2019
Allan Savory, born in Zimbabwe and educated in South Africa (University of Natal, BS in Zoology and Botany) pursued an early career as a research biologist and game ranger in the British Colonial Service of what was then Northern Rhodesia (today Zambia) and later as a farmer and game rancher in Zimbabwe.
In the 1960s he made a significant breakthrough in understanding what was causing the degradation and desertification of the world’s grassland ecosystems and, as a resource management consultant, worked with numerous managers on four continents to develop sustainable solutions.
He served as a Member of Parliament in the latter days of Zimbabwe’s civil war and became the leader of the opposition to the ruling party headed by Ian Smith. Exiled in 1979 as a result of his opposition, he emigrated to the United States, where he continued to work with land managers through his consulting business. The growth of that business, a desire to assist many more people and the need for furthering his work led him to continue its development in the nonprofit world. In 1992 Savory and his wife, Jody Butterfield, formed a non-profit organization in Zimbabwe, the Africa Centre for Holistic Management, donating a ranch that would serve as a learning site for people all over Africa. In 2009 Savory, Butterfield and a group of colleagues co-founded the Savory Institute in Boulder, Colorado to serve the world through an international network of entrepreneurial innovators and leaders committed to serving their regions with the highest standards of Holistic Management training and implementation support.

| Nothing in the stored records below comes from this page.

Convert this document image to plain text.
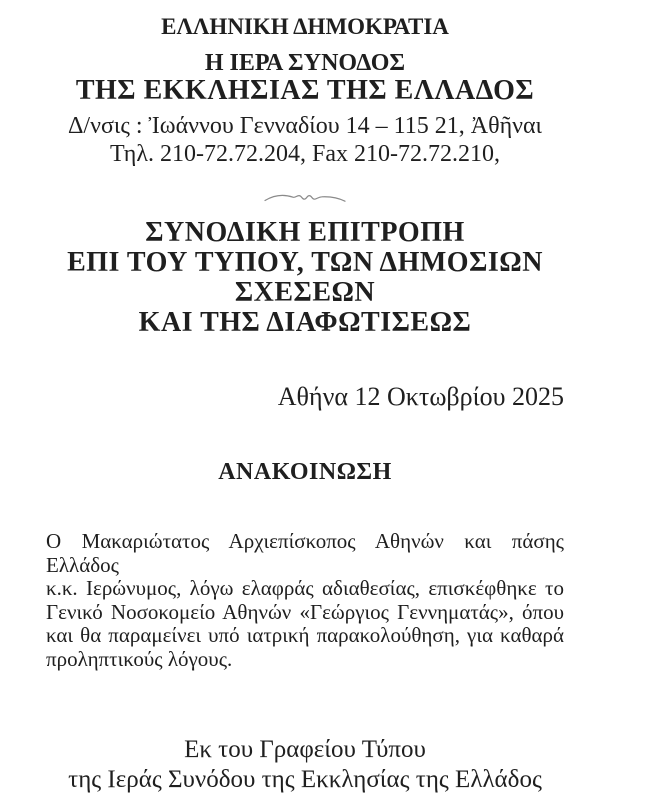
ΕΛΛΗΝΙΚΗ ΔΗΜΟΚΡΑΤΙΑ
Η ΙΕΡΑ ΣΥΝΟΔΟΣ
ΤΗΣ ΕΚΚΛΗΣΙΑΣ ΤΗΣ ΕΛΛΑΔΟΣ
Δ/νσις : Ἰωάννου Γενναδίου 14 – 115 21, Ἀθῆναι
Τηλ. 210-72.72.204, Fax 210-72.72.210,
ΣΥΝΟΔΙΚΗ ΕΠΙΤΡΟΠΗ
ΕΠΙ ΤΟΥ ΤΥΠΟΥ, ΤΩΝ ΔΗΜΟΣΙΩΝ
ΣΧΕΣΕΩΝ
ΚΑΙ ΤΗΣ ΔΙΑΦΩΤΙΣΕΩΣ
Αθήνα 12 Οκτωβρίου 2025
ΑΝΑΚΟΙΝΩΣΗ
Ο Μακαριώτατος Αρχιεπίσκοπος Αθηνών και πάσης Ελλάδος
κ.κ. Ιερώνυμος, λόγω ελαφράς αδιαθεσίας, επισκέφθηκε το
Γενικό Νοσοκομείο Αθηνών «Γεώργιος Γεννηματάς», όπου
και θα παραμείνει υπό ιατρική παρακολούθηση, για καθαρά
προληπτικούς λόγους.
Εκ του Γραφείου Τύπου
της Ιεράς Συνόδου της Εκκλησίας της Ελλάδος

The Africa Centre became the first of the Savory Institute’s locally led and managed “hubs.”
Savory’s book, Holistic Management: A New Framework for Decision-Making (Island Press, 1999), describes his effort to find workable solutions ordinary people could implement to overcome many of the problems besetting communities and businesses today.

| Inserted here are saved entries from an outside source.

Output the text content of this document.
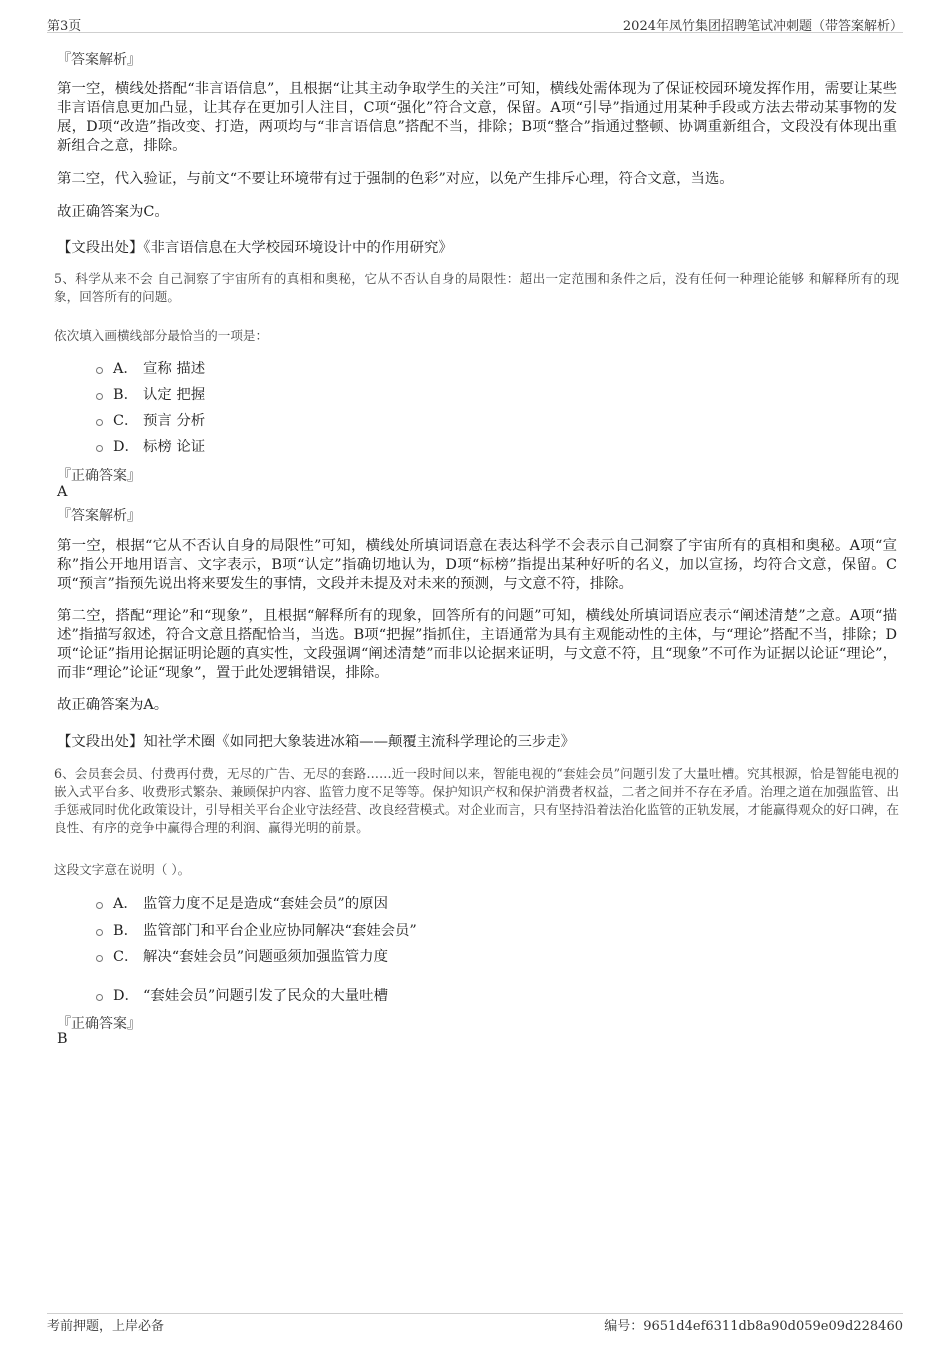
第3页	2024年凤竹集团招聘笔试冲刺题（带答案解析）
『答案解析』
第一空，横线处搭配“非言语信息”，且根据“让其主动争取学生的关注”可知，横线处需体现为了保证校园环境发挥作用，需要让某些非言语信息更加凸显，让其存在更加引人注目，C项“强化”符合文意，保留。A项“引导”指通过用某种手段或方法去带动某事物的发展，D项“改造”指改变、打造，两项均与“非言语信息”搭配不当，排除；B项“整合”指通过整顿、协调重新组合，文段没有体现出重新组合之意，排除。
第二空，代入验证，与前文“不要让环境带有过于强制的色彩”对应，以免产生排斥心理，符合文意，当选。
故正确答案为C。
【文段出处】《非言语信息在大学校园环境设计中的作用研究》
5、科学从来不会 自己洞察了宇宙所有的真相和奥秘，它从不否认自身的局限性：超出一定范围和条件之后，没有任何一种理论能够 和解释所有的现象，回答所有的问题。
依次填入画横线部分最恰当的一项是：
A． 宣称 描述
B． 认定 把握
C． 预言 分析
D． 标榜 论证
『正确答案』
A
『答案解析』
第一空，根据“它从不否认自身的局限性”可知，横线处所填词语意在表达科学不会表示自己洞察了宇宙所有的真相和奥秘。A项“宣称”指公开地用语言、文字表示，B项“认定”指确切地认为，D项“标榜”指提出某种好听的名义，加以宣扬，均符合文意，保留。C项“预言”指预先说出将来要发生的事情，文段并未提及对未来的预测，与文意不符，排除。
第二空，搭配“理论”和“现象”，且根据“解释所有的现象，回答所有的问题”可知，横线处所填词语应表示“阐述清楚”之意。A项“描述”指描写叙述，符合文意且搭配恰当，当选。B项“把握”指抓住，主语通常为具有主观能动性的主体，与“理论”搭配不当，排除；D项“论证”指用论据证明论题的真实性，文段强调“阐述清楚”而非以论据来证明，与文意不符，且“现象”不可作为证据以论证“理论”，而非“理论”论证“现象”，置于此处逻辑错误，排除。
故正确答案为A。
【文段出处】知社学术圈《如同把大象装进冰箱——颠覆主流科学理论的三步走》
6、会员套会员、付费再付费，无尽的广告、无尽的套路……近一段时间以来，智能电视的“套娃会员”问题引发了大量吐槽。究其根源，恰是智能电视的嵌入式平台多、收费形式繁杂、兼顾保护内容、监管力度不足等等。保护知识产权和保护消费者权益，二者之间并不存在矛盾。治理之道在加强监管、出手惩戒同时优化政策设计，引导相关平台企业守法经营、改良经营模式。对企业而言，只有坚持沿着法治化监管的正轨发展，才能赢得观众的好口碑，在良性、有序的竞争中赢得合理的利润、赢得光明的前景。
这段文字意在说明（ ）。
A． 监管力度不足是造成“套娃会员”的原因
B． 监管部门和平台企业应协同解决“套娃会员”
C． 解决“套娃会员”问题亟须加强监管力度
D． “套娃会员”问题引发了民众的大量吐槽
『正确答案』
B
考前押题，上岸必备	编号：9651d4ef6311db8a90d059e09d228460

In 2003, Allan Savory received Australia’s International Banksia Award “for the person or organization doing the most for the environment on a global scale,” and in 2010 Savory (and the Africa Centre) received the Buckminster Fuller Institute’s Challenge award for work that has “significant potential to solve humanity’s most pressing problems.” A TED talk Savory gave in 2013 has received over 5 million views and in 2014 was voted one of the 50 most intriguing TED talks of all time. The Savory Institute is one of 11 finalists in the Virgin Earth Challenge, a $25 million initiative for the successful commercialization of ways of taking greenhouse gases out of the atmosphere and keeping them out with no countervailing impacts.